Inadequate domestic savings


  • Uninvested community savings
  • Low level of domestic resource mobilization
  • Insufficient national assets
  • Spendthrift economies

Nature

It is generally agreed that the pace of economic development is associated with the growth of savings. This is because an act of saving makes possible the release of productive resources from consumption which may then be utilized to add to the stock of productive capital, thereby promoting the expansion of output.

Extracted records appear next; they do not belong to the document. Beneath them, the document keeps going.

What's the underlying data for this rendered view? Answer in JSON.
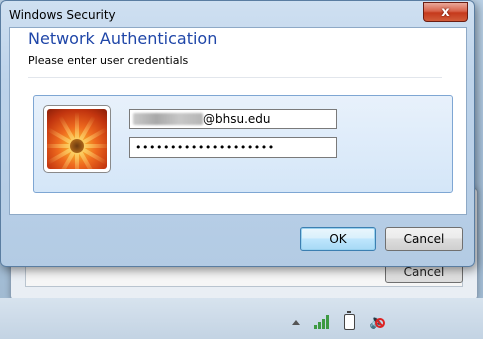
{
  "window": {
    "title": "Windows Security",
    "close_glyph": "x"
  },
  "content": {
    "heading": "Network Authentication",
    "subheading": "Please enter user credentials"
  },
  "credentials": {
    "username_visible_suffix": "@bhsu.edu",
    "password_masked": "••••••••••••••••••••"
  },
  "buttons": {
    "ok_label": "OK",
    "cancel_label": "Cancel"
  },
  "background_window": {
    "button_label": "Cancel"
  },
  "tray": {
    "icons": [
      "show-hidden-icons-icon",
      "network-icon",
      "battery-icon",
      "volume-muted-icon"
    ]
  },
  "colors": {
    "heading": "#1f46a8",
    "close_button": "#c5391c"
  }
}
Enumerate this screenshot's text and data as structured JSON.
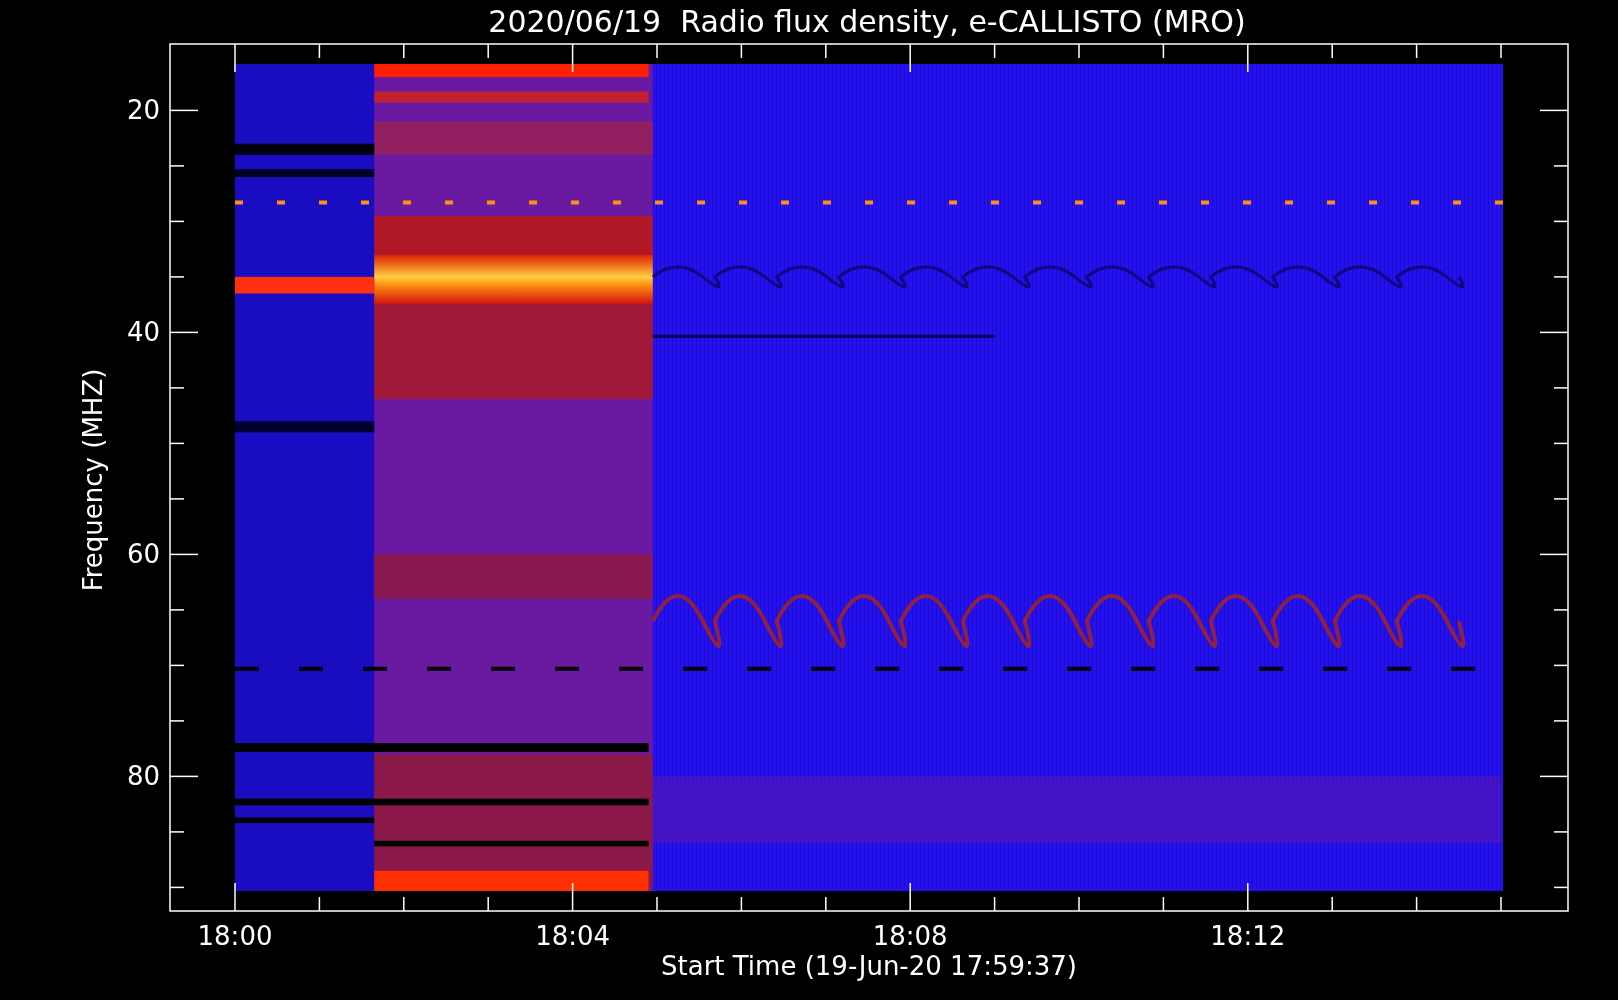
{
  "title": "2020/06/19  Radio flux density, e-CALLISTO (MRO)",
  "y_axis": {
    "label": "Frequency (MHZ)",
    "ticks": [
      "20",
      "40",
      "60",
      "80"
    ]
  },
  "x_axis": {
    "label": "Start Time (19-Jun-20 17:59:37)",
    "ticks": [
      "18:00",
      "18:04",
      "18:08",
      "18:12"
    ]
  }
}
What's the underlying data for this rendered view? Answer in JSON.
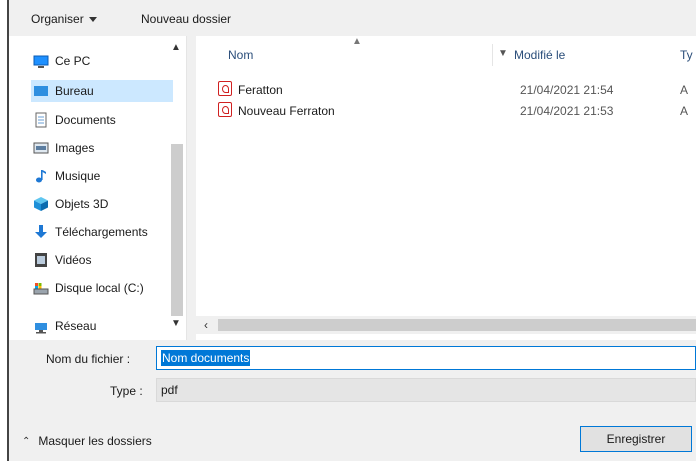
{
  "toolbar": {
    "organiser_label": "Organiser",
    "new_folder_label": "Nouveau dossier"
  },
  "nav": {
    "root": {
      "label": "Ce PC",
      "icon": "pc-icon"
    },
    "items": [
      {
        "label": "Bureau",
        "icon": "desktop-icon",
        "selected": true
      },
      {
        "label": "Documents",
        "icon": "documents-icon"
      },
      {
        "label": "Images",
        "icon": "images-icon"
      },
      {
        "label": "Musique",
        "icon": "music-icon"
      },
      {
        "label": "Objets 3D",
        "icon": "3d-objects-icon"
      },
      {
        "label": "Téléchargements",
        "icon": "downloads-icon"
      },
      {
        "label": "Vidéos",
        "icon": "videos-icon"
      },
      {
        "label": "Disque local (C:)",
        "icon": "drive-icon"
      }
    ],
    "network": {
      "label": "Réseau",
      "icon": "network-icon"
    }
  },
  "columns": {
    "name": "Nom",
    "modified": "Modifié le",
    "type": "Ty"
  },
  "files": [
    {
      "name": "Feratton",
      "modified": "21/04/2021 21:54",
      "type": "A",
      "icon": "pdf-icon"
    },
    {
      "name": "Nouveau Ferraton",
      "modified": "21/04/2021 21:53",
      "type": "A",
      "icon": "pdf-icon"
    }
  ],
  "form": {
    "filename_label": "Nom du fichier :",
    "filename_value": "Nom documents",
    "type_label": "Type :",
    "type_value": "pdf"
  },
  "footer": {
    "hide_folders_label": "Masquer les dossiers",
    "save_label": "Enregistrer"
  },
  "colors": {
    "selection_bg": "#cce8ff",
    "accent": "#0078d7",
    "pdf_red": "#d02020"
  }
}
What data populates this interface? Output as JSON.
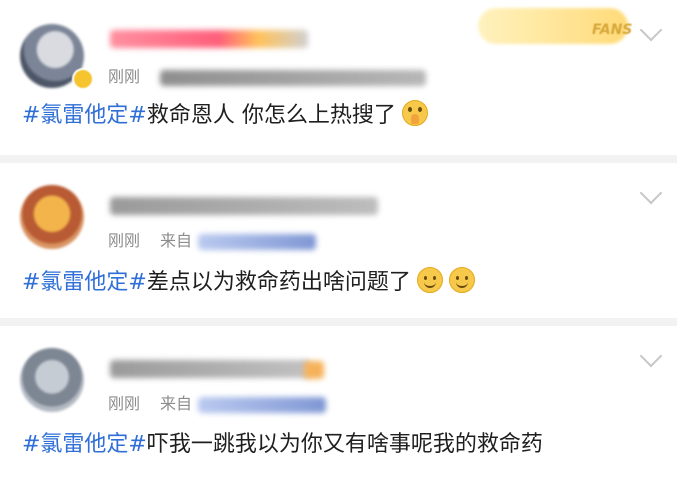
{
  "comments": [
    {
      "time": "刚刚",
      "badge": "FANS",
      "topic": "#氯雷他定#",
      "content": "救命恩人 你怎么上热搜了",
      "emoji": "face-with-pleading-hands-icon"
    },
    {
      "time": "刚刚",
      "source_label": "来自",
      "topic": "#氯雷他定#",
      "content": "差点以为救命药出啥问题了",
      "emoji": "smile-face-icon"
    },
    {
      "time": "刚刚",
      "source_label": "来自",
      "topic": "#氯雷他定#",
      "content": "吓我一跳我以为你又有啥事呢我的救命药"
    }
  ],
  "colors": {
    "topic": "#2f6fd7",
    "meta": "#8c8c8c",
    "separator": "#f2f2f2"
  }
}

It is estimated that a rate of domestic savings of at least 15% of gross income would be a necessary condition for self-sustained growth in the developing countries. Many countries are unable to achieve this.

Incidence

In 1990 it was estimated that the global pool of savings had decreased markedly. The very high Japanese savings rate that helped finance growth in the 1980s was slowly shrinking and other countries were seeing a decline in savings as well. The savings rate in virtually every country, other than the USA, was lower than in 1985.

In the USA, the savings rate was at a historic low point in 1990. Net savings had fallen from more than 7% of the economy in the 1960s to about 3% in the 1980s. On average 4.2% of disposable personal income was allocated to saving in 1993 compared with 8.6% in 1973.

In most developing countries, total investment exceeds national savings; and the gap is filled by the net inflow of financial resources from abroad, on which the countries are therefore dependent.